Known as the Compassion Act, SB165 would authorize certain individuals to access medical marijuana only after a comprehensive evaluation process performed by a medical doctor who has received specific training.
“I care for people who are ill, and I try to reduce their suffering to the best of my ability, using the tools at my disposal that are the safest and most effective,” said Dr. Alan Shackleford, a Colorado physician who spoke before the Judiciary Committee. “Cannabis is one of those tools.”
Shackleford, a Harvard trained physician, has treated more than 25,000 patients at his medical practice over the last ten years, he says a large number of his patients have benefited from medical cannabis.
While there are detractors, the Compassion Act is not a hastily composed bill but is, in fact, the result of a year-long study by the Alabama Medical Cannabis Study Commission that voted to approve the legislation by an overwhelming majority.
“It’s a strong showing that two-thirds [of the commission] thought the legislation was reasonable and well-thought-out,” said Sen. Tim Melson, R-Florence, after the commission vote.
Melson, who chaired the commission, is a medical researcher and is the lead sponsor of SB165.
Two-thirds of Americans say that the use of marijuana should be legal, according to a Pew Research Center survey. “The share of U.S. adults who oppose legalization has fallen from 52 percent in 2010 to 32 percent today” according to Pew.
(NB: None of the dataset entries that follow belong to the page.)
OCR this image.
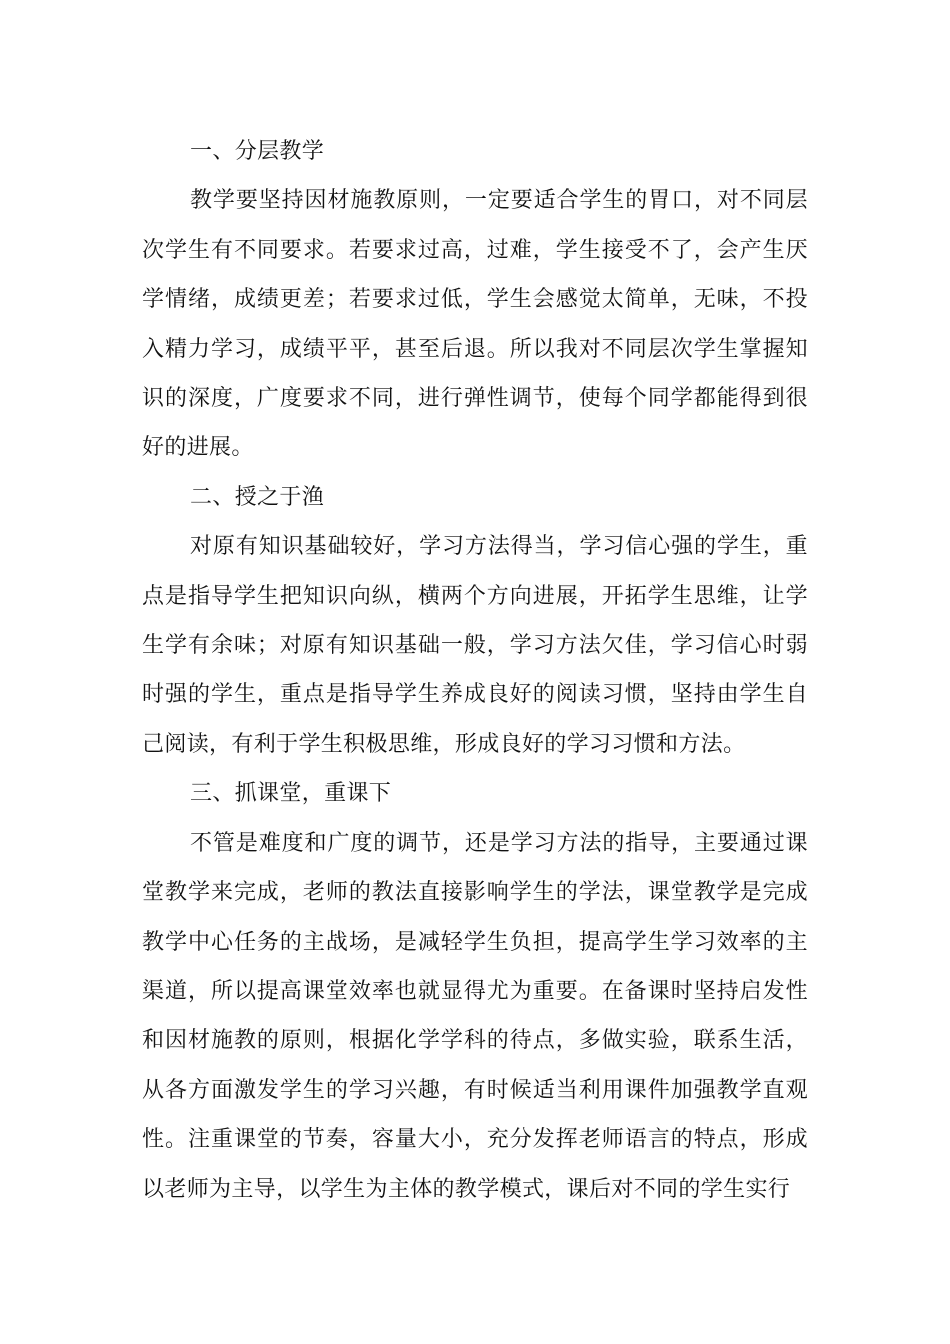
一、分层教学

教学要坚持因材施教原则，一定要适合学生的胃口，对不同层次学生有不同要求。若要求过高，过难，学生接受不了，会产生厌学情绪，成绩更差；若要求过低，学生会感觉太简单，无味，不投入精力学习，成绩平平，甚至后退。所以我对不同层次学生掌握知识的深度，广度要求不同，进行弹性调节，使每个同学都能得到很好的进展。

二、授之于渔

对原有知识基础较好，学习方法得当，学习信心强的学生，重点是指导学生把知识向纵，横两个方向进展，开拓学生思维，让学生学有余味；对原有知识基础一般，学习方法欠佳，学习信心时弱时强的学生，重点是指导学生养成良好的阅读习惯，坚持由学生自己阅读，有利于学生积极思维，形成良好的学习习惯和方法。

三、抓课堂，重课下

不管是难度和广度的调节，还是学习方法的指导，主要通过课堂教学来完成，老师的教法直接影响学生的学法，课堂教学是完成教学中心任务的主战场，是减轻学生负担，提高学生学习效率的主渠道，所以提高课堂效率也就显得尤为重要。在备课时坚持启发性和因材施教的原则，根据化学学科的待点，多做实验，联系生活，从各方面激发学生的学习兴趣，有时候适当利用课件加强教学直观性。注重课堂的节奏，容量大小，充分发挥老师语言的特点，形成以老师为主导，以学生为主体的教学模式，课后对不同的学生实行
The study also shows that an overwhelming majority of U.S. adults (91 percent) say marijuana should be legal either for medical and recreational use (59 percent) or that it should be licensed just for medical use (32 percent).
These numbers are also reflected in surveys conducted by Fox News, Gallup, Investor’s Business Daily and others.
“This bill is not about getting high. This bill is about getting well,” says Shackleford.
Cristi Cain, the mother of a young boy with epilepsy that suffers hundreds of seizures a day, pleaded with lawmakers to make medical cannabis legal.
“This body has said so many times that your zip code should not affect your education,” Cain told the committee. “Well, I don’t believe that your area code should affect your doctor’s ability to prescribe you medication. If we were in another state, my son could be seizure-free.”
SB165 will strictly regulate a network of state-licensed marijuana growers, dispensaries, transporters, and processors.
There will be no smokable products permitted under the legislation and consumer possession of marijuana in its raw form would remain illegal.
“The people of Alabama deserve the same access to treatment as people in 33 other states,” said Shackelford.